The impact of muscarinic and mGlu receptors modulators on MK-801-induced impairments in NO-dependent processes both in vitro and in vivo.

BACKGROUND: Schizophrenia is a mental disorder with multifactorial etiology including positive, negative and cognitive symptoms. Nitric oxide (NO֗)-related biochemical pathways significantly contribute to the disease's pathophysiology and subsequent antipsychotic treatment. Recently, metabotropic glutamatergic (mGlu) or muscarinic (M) receptors have been considered as potent antipsychotics with the potential to reverse cognitive symptoms. The aim of this study was to investigate how selected mGlu or muscarinic receptor ligands regulate the most important aspects of NO֗-related neurotransmission. METHODS: In this study, MK-801-the tool compound that induces schizophrenia-related changes-was used alone or with mGlu or muscarinic receptor ligands. Positive allosteric modulators (PAM) of mGlu(2) (LY487379), mGlu(5) (CDPPB), M(1) (VU0357017) and M(4) (VU0152100) receptors were administered. cGMP levels, superoxide dismutase (SOD) activity, nitrite and GLT-1 s-nitrosilation processes were investigated in mouse brain and plasma samples, while oxidative stress was measured in vitro with the use of mouse or human astrocytic cell lines. RESULTS: MK-801 did not change cGMP levels, while a decrease was observed in mice treated with VU0357017 or LY487379 in parallel. Increased SOD activity was observed in the cortex of MK-801-treated mice, and the compounds, with the exception of CDPPB, prevented this effect. The investigated compounds also prevented an MK-801-induced increase in plasma nitrite levels.
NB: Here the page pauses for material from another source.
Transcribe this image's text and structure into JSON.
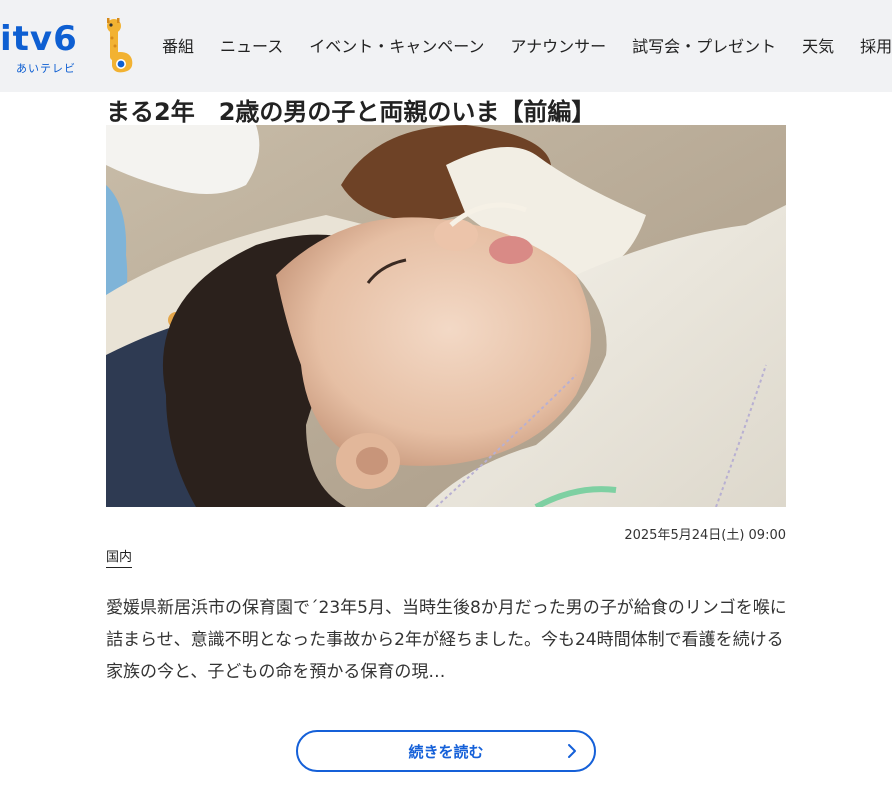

GLT-1 protein was decreased after MK-801 treatment which was not evident in mice administered with muscarinic or mGlu ligands. GLT-1 S-nitrosilation was increased in all groups. In vitro studies revealed the potency of these compounds in counteracting MK-801-induced oxidative stress. CONCLUSIONS: The present data confirm that both mGlu and muscarinic receptor ligands may exert antipsychotic effects through biochemical pathways regulated by NO֗, in particular by decreasing oxidative stress indicators.